Noble Environmental Power LLC, a wind-energy company backed by billionaire Michael Dell that filed for bankruptcy protection on Thursday, said it doesn’t expect any resistance from minority shareholders as it goes forward with a debt-for-equity restructuring deal that stands to benefit only one of its equity holders.

Noble lawyer Neil Herman, of the firm Morgan, Lewis & Bockius LLP, said at a hearing Friday in U.S. Bankruptcy Court in Wilmington, Del., that the wind-energy company has already struck an “agreement” with minority shareholders J.P. Morgan Chase & Co. and the Canada Pension Plan Investment Board regarding the wind-farm operator’s balance-sheet restructuring.

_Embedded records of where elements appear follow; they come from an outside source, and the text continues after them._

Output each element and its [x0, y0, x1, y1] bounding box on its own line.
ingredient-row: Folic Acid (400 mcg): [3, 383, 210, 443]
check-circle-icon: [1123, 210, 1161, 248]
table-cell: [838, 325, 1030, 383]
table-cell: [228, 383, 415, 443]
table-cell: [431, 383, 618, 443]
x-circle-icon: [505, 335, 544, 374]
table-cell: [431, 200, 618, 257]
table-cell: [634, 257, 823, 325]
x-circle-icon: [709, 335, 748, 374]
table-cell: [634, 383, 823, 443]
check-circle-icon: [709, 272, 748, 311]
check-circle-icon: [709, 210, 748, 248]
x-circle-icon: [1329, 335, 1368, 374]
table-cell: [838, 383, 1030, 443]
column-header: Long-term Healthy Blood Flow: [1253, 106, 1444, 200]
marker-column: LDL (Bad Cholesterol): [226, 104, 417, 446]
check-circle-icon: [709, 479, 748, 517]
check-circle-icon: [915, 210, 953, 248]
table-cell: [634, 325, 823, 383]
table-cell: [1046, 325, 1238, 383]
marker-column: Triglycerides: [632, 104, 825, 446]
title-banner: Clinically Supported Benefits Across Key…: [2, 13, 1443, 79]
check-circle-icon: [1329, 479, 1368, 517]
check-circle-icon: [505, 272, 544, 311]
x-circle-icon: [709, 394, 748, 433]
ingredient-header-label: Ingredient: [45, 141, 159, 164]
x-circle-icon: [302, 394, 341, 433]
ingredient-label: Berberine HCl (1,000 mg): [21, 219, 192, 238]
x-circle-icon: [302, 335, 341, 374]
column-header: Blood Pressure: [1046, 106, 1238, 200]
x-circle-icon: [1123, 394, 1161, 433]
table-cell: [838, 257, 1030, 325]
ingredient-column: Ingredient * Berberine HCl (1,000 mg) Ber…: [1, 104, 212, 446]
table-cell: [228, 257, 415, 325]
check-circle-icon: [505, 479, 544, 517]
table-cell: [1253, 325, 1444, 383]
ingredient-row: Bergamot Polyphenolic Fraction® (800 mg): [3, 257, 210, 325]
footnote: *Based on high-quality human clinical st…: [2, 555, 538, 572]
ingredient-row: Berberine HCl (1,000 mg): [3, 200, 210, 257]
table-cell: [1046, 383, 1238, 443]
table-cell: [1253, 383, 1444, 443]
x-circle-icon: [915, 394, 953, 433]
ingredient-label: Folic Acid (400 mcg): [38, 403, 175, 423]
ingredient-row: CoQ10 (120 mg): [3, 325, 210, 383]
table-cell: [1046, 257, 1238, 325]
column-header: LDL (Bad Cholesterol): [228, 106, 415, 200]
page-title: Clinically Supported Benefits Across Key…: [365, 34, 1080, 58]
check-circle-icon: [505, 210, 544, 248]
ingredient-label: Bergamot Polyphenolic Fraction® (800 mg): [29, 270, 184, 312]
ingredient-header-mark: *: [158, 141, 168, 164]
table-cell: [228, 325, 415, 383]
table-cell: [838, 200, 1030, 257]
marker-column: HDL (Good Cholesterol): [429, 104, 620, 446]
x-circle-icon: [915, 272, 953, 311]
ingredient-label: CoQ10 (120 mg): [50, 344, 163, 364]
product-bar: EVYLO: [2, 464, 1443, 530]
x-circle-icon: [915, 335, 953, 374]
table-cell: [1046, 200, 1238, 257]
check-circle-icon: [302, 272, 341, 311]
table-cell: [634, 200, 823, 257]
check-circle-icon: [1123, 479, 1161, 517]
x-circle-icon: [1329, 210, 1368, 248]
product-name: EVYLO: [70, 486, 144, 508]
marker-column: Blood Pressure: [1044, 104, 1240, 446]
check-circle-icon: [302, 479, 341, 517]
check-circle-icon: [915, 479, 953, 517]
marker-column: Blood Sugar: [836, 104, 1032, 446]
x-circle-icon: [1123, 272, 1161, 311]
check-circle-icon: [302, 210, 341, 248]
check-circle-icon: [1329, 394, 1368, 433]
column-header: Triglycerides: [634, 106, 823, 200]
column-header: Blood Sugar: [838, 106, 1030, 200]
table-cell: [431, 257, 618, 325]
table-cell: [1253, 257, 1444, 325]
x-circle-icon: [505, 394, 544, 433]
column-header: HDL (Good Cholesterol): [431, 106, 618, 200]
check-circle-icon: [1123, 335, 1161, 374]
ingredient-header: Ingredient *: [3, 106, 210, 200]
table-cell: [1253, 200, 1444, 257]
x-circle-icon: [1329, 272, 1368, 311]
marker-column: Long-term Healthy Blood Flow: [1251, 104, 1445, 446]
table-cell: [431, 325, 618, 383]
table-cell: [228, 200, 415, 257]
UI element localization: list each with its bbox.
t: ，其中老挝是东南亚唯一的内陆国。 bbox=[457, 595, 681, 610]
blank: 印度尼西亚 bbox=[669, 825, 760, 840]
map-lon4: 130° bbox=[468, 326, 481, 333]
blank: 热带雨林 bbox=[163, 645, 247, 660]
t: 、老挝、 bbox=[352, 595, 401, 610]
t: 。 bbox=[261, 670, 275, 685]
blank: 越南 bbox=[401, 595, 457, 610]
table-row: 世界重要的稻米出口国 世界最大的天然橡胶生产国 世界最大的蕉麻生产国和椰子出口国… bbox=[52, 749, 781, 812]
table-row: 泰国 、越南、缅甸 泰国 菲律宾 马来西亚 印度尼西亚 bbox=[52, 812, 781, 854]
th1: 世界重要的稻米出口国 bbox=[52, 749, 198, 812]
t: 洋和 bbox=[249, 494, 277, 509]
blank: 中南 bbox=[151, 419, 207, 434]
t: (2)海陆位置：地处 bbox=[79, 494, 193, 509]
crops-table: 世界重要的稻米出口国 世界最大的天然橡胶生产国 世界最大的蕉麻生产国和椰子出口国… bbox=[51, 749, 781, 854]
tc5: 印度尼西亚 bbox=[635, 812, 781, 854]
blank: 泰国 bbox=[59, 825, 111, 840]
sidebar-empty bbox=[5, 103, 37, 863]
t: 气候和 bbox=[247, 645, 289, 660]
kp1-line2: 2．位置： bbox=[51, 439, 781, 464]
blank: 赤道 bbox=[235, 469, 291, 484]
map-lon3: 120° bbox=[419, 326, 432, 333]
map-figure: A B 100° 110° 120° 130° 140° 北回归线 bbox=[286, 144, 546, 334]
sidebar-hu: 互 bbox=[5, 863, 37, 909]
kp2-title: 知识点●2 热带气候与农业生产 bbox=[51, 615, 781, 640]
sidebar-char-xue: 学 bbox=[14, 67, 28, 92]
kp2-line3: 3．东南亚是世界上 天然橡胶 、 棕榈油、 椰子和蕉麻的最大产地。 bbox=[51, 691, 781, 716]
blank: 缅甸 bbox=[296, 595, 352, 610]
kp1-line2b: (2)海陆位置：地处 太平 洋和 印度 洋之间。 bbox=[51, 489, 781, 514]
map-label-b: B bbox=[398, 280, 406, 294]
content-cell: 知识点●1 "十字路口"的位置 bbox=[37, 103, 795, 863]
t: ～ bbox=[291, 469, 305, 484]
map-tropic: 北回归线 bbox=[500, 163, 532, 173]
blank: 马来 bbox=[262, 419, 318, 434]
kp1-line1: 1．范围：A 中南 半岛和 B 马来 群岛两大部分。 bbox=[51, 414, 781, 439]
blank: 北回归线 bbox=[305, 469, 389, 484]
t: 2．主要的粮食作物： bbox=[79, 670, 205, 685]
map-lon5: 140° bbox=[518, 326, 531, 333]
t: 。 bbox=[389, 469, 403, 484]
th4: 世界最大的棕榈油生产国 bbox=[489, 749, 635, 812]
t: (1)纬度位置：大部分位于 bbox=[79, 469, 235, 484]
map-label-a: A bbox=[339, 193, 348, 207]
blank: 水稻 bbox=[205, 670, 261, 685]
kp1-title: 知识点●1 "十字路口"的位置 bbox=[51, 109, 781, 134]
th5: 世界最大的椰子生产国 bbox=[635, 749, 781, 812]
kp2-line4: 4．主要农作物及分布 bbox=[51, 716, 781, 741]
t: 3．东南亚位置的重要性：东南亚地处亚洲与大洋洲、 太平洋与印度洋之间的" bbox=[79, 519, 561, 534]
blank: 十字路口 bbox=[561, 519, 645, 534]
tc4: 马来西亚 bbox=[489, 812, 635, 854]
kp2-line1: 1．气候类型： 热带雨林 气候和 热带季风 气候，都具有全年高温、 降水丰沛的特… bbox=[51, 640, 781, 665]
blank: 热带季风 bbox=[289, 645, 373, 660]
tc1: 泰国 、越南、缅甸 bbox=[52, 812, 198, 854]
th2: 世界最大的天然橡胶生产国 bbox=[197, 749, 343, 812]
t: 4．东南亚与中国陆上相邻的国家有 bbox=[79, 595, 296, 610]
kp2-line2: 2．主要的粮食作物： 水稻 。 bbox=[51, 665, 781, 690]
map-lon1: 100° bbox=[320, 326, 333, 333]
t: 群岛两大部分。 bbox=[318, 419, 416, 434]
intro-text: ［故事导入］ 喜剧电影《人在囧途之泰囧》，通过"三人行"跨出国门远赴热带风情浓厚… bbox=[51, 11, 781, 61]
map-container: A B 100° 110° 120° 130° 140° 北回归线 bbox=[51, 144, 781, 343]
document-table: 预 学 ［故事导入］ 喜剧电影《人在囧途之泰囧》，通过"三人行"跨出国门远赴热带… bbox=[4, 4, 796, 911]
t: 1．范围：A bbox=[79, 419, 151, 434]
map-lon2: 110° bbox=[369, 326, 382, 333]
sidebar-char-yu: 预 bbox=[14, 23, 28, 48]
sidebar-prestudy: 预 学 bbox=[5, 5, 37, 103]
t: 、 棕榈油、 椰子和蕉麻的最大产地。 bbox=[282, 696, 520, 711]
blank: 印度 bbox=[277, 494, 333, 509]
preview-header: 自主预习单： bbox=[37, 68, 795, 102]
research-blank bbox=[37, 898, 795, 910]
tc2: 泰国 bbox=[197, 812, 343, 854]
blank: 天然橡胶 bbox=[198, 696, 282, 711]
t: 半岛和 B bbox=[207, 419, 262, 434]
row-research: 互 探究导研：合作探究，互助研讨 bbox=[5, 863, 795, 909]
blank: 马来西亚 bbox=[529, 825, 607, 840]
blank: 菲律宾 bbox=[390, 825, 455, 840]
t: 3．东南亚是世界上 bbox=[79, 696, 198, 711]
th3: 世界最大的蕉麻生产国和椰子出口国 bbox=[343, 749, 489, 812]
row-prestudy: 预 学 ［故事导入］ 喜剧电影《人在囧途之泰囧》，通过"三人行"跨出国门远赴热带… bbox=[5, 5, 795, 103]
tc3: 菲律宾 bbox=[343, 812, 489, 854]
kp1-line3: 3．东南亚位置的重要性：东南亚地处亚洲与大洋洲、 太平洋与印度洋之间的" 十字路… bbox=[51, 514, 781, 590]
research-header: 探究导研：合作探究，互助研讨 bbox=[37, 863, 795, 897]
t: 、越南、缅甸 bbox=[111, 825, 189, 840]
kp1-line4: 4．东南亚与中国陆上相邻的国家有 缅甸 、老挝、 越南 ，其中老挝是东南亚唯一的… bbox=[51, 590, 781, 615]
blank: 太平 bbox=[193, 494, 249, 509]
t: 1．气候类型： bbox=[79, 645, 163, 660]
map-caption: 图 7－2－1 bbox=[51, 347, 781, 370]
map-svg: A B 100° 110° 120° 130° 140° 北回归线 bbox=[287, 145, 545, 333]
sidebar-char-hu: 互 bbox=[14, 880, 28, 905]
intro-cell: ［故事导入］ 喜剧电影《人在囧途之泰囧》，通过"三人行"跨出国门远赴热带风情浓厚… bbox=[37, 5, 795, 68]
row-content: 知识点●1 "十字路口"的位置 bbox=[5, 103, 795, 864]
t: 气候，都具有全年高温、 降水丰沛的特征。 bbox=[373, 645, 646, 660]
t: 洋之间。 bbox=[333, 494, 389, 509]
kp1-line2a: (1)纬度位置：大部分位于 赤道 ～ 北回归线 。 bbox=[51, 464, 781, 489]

Mr. Herman said the company’s other minority shareholders, who, like J.P. Morgan and the pension plan will be wiped out under the proposal, have been informed of the plan.

“They’re very small holders….We don’t expect there to be a fight, but you never know,” Mr. Herman told Judge Kevin Gross.

Noble Environmental, a Centerbrook, Conn., holding company for a group of wind-farm operations in New York and Texas, filed for bankruptcy to implement a restructuring deal with its majority owner, MSD Capital.

MSD Capital is a private investment firm established in 1998 to exclusively manage the money of Mr. Dell, who took his namesake computer company private in 2013 for $25 billion, and his family.

MSD, which already owns 54% of Noble, will take a 100% stake in the reorganized wind-energy company under the plan. As part of the deal, the investment firm will forgive about 10%, or $21.5 million, of the $215 million in debt it is owed, according to court papers.

Founded in 2004, Noble is a holding company for seven wind parks in New York and Texas, capable of generating 726 megawatts of energy. The wind-power company’s subsidiaries, which own and operate the seven wind farms, didn’t file for bankruptcy.

Among Noble Environmental’s most valuable assets, according to court papers, are $691 million in so-called net operating losses, which a reorganized company can use to offset future taxes.

The company is hoping for a quick trip through bankruptcy. It expects to be finished with its chapter 11 case by the end of the year.